Un mandat de 6 ans au Sénat assure en effet une retraite plus que confortable de 2190 euros net en moyenne. Comme les banquettes de la chambre haute sont confortables et la sape des conquêtes des travailleurs une activité peu usante, les sénateurs enchainent souvent les mandats, si bien que la pension de retraite versée par le Sénat tournait en moyenne autour de 3 856 euros net en 2019.

Une somme qui se cumule à la retraite que ces spécialistes des attaques antisociales se constituent au cours du reste de leur carrière dans le public ou le privé. Un système unique, hybride et sur-mesure permet de la financer. Ainsi, les cotisations des sénateurs sont rassemblées dans un pactole qui est placé sur différents investissements. Les pensions versées sont ainsi constituées d’un mix entre les cotisations des sénateurs et la rente de ce pactole. Le Monde rapporte ainsi que « les revenus générés par le placement des actifs cumulés depuis 1905 ont permis à la caisse de constituer des fonds propres de près de 620 millions d’euros à la fin de l’exercice 2021, d’après le dernier rapport sur les comptes du Sénat. » De quoi voir venir.

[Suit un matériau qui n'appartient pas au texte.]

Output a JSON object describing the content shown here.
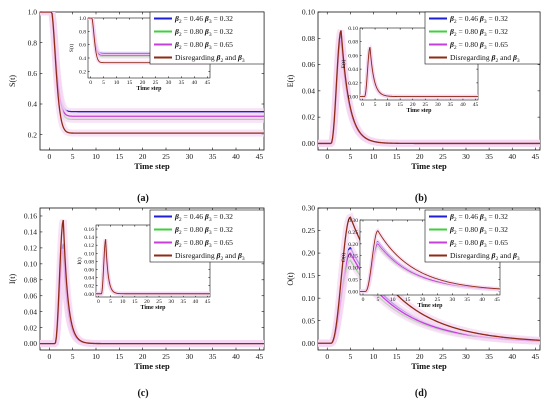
{
  "colors": {
    "blue": "#1f1fd6",
    "green": "#3fcf3f",
    "magenta": "#c53fd9",
    "brown": "#8f2a16",
    "glow": "#f5d7f2"
  },
  "legend": [
    {
      "id": "b046",
      "beta": "β",
      "sub2": "2",
      "mid": " = 0.46 ",
      "beta3": "β",
      "sub3": "3",
      "tail": " = 0.32",
      "colorKey": "blue"
    },
    {
      "id": "b080a",
      "beta": "β",
      "sub2": "2",
      "mid": " = 0.80 ",
      "beta3": "β",
      "sub3": "3",
      "tail": " = 0.32",
      "colorKey": "green"
    },
    {
      "id": "b080b",
      "beta": "β",
      "sub2": "2",
      "mid": " = 0.80 ",
      "beta3": "β",
      "sub3": "3",
      "tail": " = 0.65",
      "colorKey": "magenta"
    },
    {
      "id": "disreg",
      "prefix": "Disregarding ",
      "beta": "β",
      "sub2": "2",
      "mid": " and ",
      "beta3": "β",
      "sub3": "3",
      "tail": "",
      "colorKey": "brown"
    }
  ],
  "chart_data": [
    {
      "type": "line",
      "panel_label": "(a)",
      "ylabel": "S(t)",
      "xlabel": "Time step",
      "xlim": [
        -2,
        46
      ],
      "ylim": [
        0.1,
        1.0
      ],
      "xticks": [
        0,
        5,
        10,
        15,
        20,
        25,
        30,
        35,
        40,
        45
      ],
      "yticks": [
        0.2,
        0.4,
        0.6,
        0.8,
        1.0
      ],
      "ytick_labels": [
        "0.2",
        "0.4",
        "0.6",
        "0.8",
        "1.0"
      ],
      "shape": {
        "kind": "decay",
        "start": 1.0,
        "t0": 0.5,
        "rate": 1.25
      },
      "series": [
        {
          "legend": 0,
          "values_final": 0.35
        },
        {
          "legend": 1,
          "values_final": 0.3
        },
        {
          "legend": 2,
          "values_final": 0.32
        },
        {
          "legend": 3,
          "values_final": 0.21
        }
      ],
      "inset": {
        "ylabel": "S(t)",
        "xlabel": "Time step",
        "xlim": [
          -1,
          46
        ],
        "ylim": [
          0.1,
          1.0
        ],
        "xticks": [
          0,
          5,
          10,
          15,
          20,
          25,
          30,
          35,
          40,
          45
        ],
        "yticks": [
          0.2,
          0.4,
          0.6,
          0.8,
          1.0
        ],
        "ytick_labels": [
          "0.2",
          "0.4",
          "0.6",
          "0.8",
          "1.0"
        ],
        "shape": {
          "kind": "decay",
          "start": 1.0,
          "t0": 0.5,
          "rate": 1.25
        },
        "series": [
          {
            "legend": 0,
            "values_final": 0.47
          },
          {
            "legend": 1,
            "values_final": 0.42
          },
          {
            "legend": 2,
            "values_final": 0.44
          },
          {
            "legend": 3,
            "values_final": 0.33
          }
        ]
      }
    },
    {
      "type": "line",
      "panel_label": "(b)",
      "ylabel": "E(t)",
      "xlabel": "Time step",
      "xlim": [
        -2,
        46
      ],
      "ylim": [
        -0.005,
        0.1
      ],
      "xticks": [
        0,
        5,
        10,
        15,
        20,
        25,
        30,
        35,
        40,
        45
      ],
      "yticks": [
        0.0,
        0.02,
        0.04,
        0.06,
        0.08,
        0.1
      ],
      "ytick_labels": [
        "0.00",
        "0.02",
        "0.04",
        "0.06",
        "0.08",
        "0.10"
      ],
      "shape": {
        "kind": "pulse",
        "t0": 0.8,
        "peak_t": 3.0,
        "rise": 2.2,
        "tail": 1.8
      },
      "series": [
        {
          "legend": 0,
          "peak": 0.082
        },
        {
          "legend": 1,
          "peak": 0.076
        },
        {
          "legend": 2,
          "peak": 0.079
        },
        {
          "legend": 3,
          "peak": 0.086
        }
      ],
      "inset": {
        "ylabel": "E(t)",
        "xlabel": "Time step",
        "xlim": [
          -1,
          46
        ],
        "ylim": [
          -0.005,
          0.1
        ],
        "xticks": [
          0,
          5,
          10,
          15,
          20,
          25,
          30,
          35,
          40,
          45
        ],
        "yticks": [
          0.0,
          0.02,
          0.04,
          0.06,
          0.08,
          0.1
        ],
        "ytick_labels": [
          "0.00",
          "0.02",
          "0.04",
          "0.06",
          "0.08",
          "0.10"
        ],
        "shape": {
          "kind": "pulse",
          "t0": 0.8,
          "peak_t": 3.0,
          "rise": 2.2,
          "tail": 1.6
        },
        "series": [
          {
            "legend": 0,
            "peak": 0.068
          },
          {
            "legend": 1,
            "peak": 0.064
          },
          {
            "legend": 2,
            "peak": 0.066
          },
          {
            "legend": 3,
            "peak": 0.072
          }
        ]
      }
    },
    {
      "type": "line",
      "panel_label": "(c)",
      "ylabel": "I(t)",
      "xlabel": "Time step",
      "xlim": [
        -2,
        46
      ],
      "ylim": [
        -0.008,
        0.17
      ],
      "xticks": [
        0,
        5,
        10,
        15,
        20,
        25,
        30,
        35,
        40,
        45
      ],
      "yticks": [
        0.0,
        0.02,
        0.04,
        0.06,
        0.08,
        0.1,
        0.12,
        0.14,
        0.16
      ],
      "ytick_labels": [
        "0.00",
        "0.02",
        "0.04",
        "0.06",
        "0.08",
        "0.10",
        "0.12",
        "0.14",
        "0.16"
      ],
      "shape": {
        "kind": "pulse",
        "t0": 1.2,
        "peak_t": 3.0,
        "rise": 1.8,
        "tail": 1.0
      },
      "series": [
        {
          "legend": 0,
          "peak": 0.125
        },
        {
          "legend": 1,
          "peak": 0.112
        },
        {
          "legend": 2,
          "peak": 0.118
        },
        {
          "legend": 3,
          "peak": 0.155
        }
      ],
      "inset": {
        "ylabel": "I(t)",
        "xlabel": "Time step",
        "xlim": [
          -1,
          46
        ],
        "ylim": [
          -0.008,
          0.17
        ],
        "xticks": [
          0,
          5,
          10,
          15,
          20,
          25,
          30,
          35,
          40,
          45
        ],
        "yticks": [
          0.0,
          0.02,
          0.04,
          0.06,
          0.08,
          0.1,
          0.12,
          0.14,
          0.16
        ],
        "ytick_labels": [
          "0.00",
          "0.02",
          "0.04",
          "0.06",
          "0.08",
          "0.10",
          "0.12",
          "0.14",
          "0.16"
        ],
        "shape": {
          "kind": "pulse",
          "t0": 1.2,
          "peak_t": 3.0,
          "rise": 1.8,
          "tail": 1.0
        },
        "series": [
          {
            "legend": 0,
            "peak": 0.12
          },
          {
            "legend": 1,
            "peak": 0.11
          },
          {
            "legend": 2,
            "peak": 0.115
          },
          {
            "legend": 3,
            "peak": 0.135
          }
        ]
      }
    },
    {
      "type": "line",
      "panel_label": "(d)",
      "ylabel": "O(t)",
      "xlabel": "Time step",
      "xlim": [
        -2,
        46
      ],
      "ylim": [
        -0.015,
        0.3
      ],
      "xticks": [
        0,
        5,
        10,
        15,
        20,
        25,
        30,
        35,
        40,
        45
      ],
      "yticks": [
        0.0,
        0.05,
        0.1,
        0.15,
        0.2,
        0.25,
        0.3
      ],
      "ytick_labels": [
        "0.00",
        "0.05",
        "0.10",
        "0.15",
        "0.20",
        "0.25",
        "0.30"
      ],
      "shape": {
        "kind": "pulse",
        "t0": 0.8,
        "peak_t": 5.0,
        "rise": 3.0,
        "tail": 13.0
      },
      "series": [
        {
          "legend": 0,
          "peak": 0.212
        },
        {
          "legend": 1,
          "peak": 0.185
        },
        {
          "legend": 2,
          "peak": 0.2
        },
        {
          "legend": 3,
          "peak": 0.28
        }
      ],
      "inset": {
        "ylabel": "O(t)",
        "xlabel": "Time step",
        "xlim": [
          -1,
          46
        ],
        "ylim": [
          -0.015,
          0.3
        ],
        "xticks": [
          0,
          5,
          10,
          15,
          20,
          25,
          30,
          35,
          40,
          45
        ],
        "yticks": [
          0.0,
          0.05,
          0.1,
          0.15,
          0.2,
          0.25,
          0.3
        ],
        "ytick_labels": [
          "0.00",
          "0.05",
          "0.10",
          "0.15",
          "0.20",
          "0.25",
          "0.30"
        ],
        "shape": {
          "kind": "pulse",
          "t0": 0.8,
          "peak_t": 5.0,
          "rise": 3.0,
          "tail": 16.0
        },
        "series": [
          {
            "legend": 0,
            "peak": 0.21
          },
          {
            "legend": 1,
            "peak": 0.19
          },
          {
            "legend": 2,
            "peak": 0.2
          },
          {
            "legend": 3,
            "peak": 0.255
          }
        ]
      }
    }
  ]
}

On sera par ailleurs ravis d’apprendre que les sénateurs toucheront bientôt une retraite certifiée 100% écolo pour leurs bons et loyaux services, ces derniers réfléchissant à « proscrire les investissements issus des réserves de la caisse dans les projets d’énergie fossile ».

Un système que le Sénat compte bien préserver, et continuer à faire prospérer, tout en détruisant les régimes spéciaux issus des luttes de différents secteurs du monde du travail. L’avantage de faire les lois, c’est qu’on ne les subit pas ! Une nouvelle démonstration qu’il n’y a rien à attendre de cette institution ultra réactionnaire et que toute stratégie de pression à son encontre est vouée à l’impasse. Alors que Laurent Berger et l’intersyndicale continuent d’enfermer la mobilisation dans ce cadre, il est essentiel de s’appuyer sur le 7 mars pour construire par en bas la reconduction de la grève. La seule manière de faire reculer le gouvernement sur sa réforme, préserver et étendre les acquis que sont les régimes spéciaux, et de faire ravaler aux sénateurs leurs privilèges.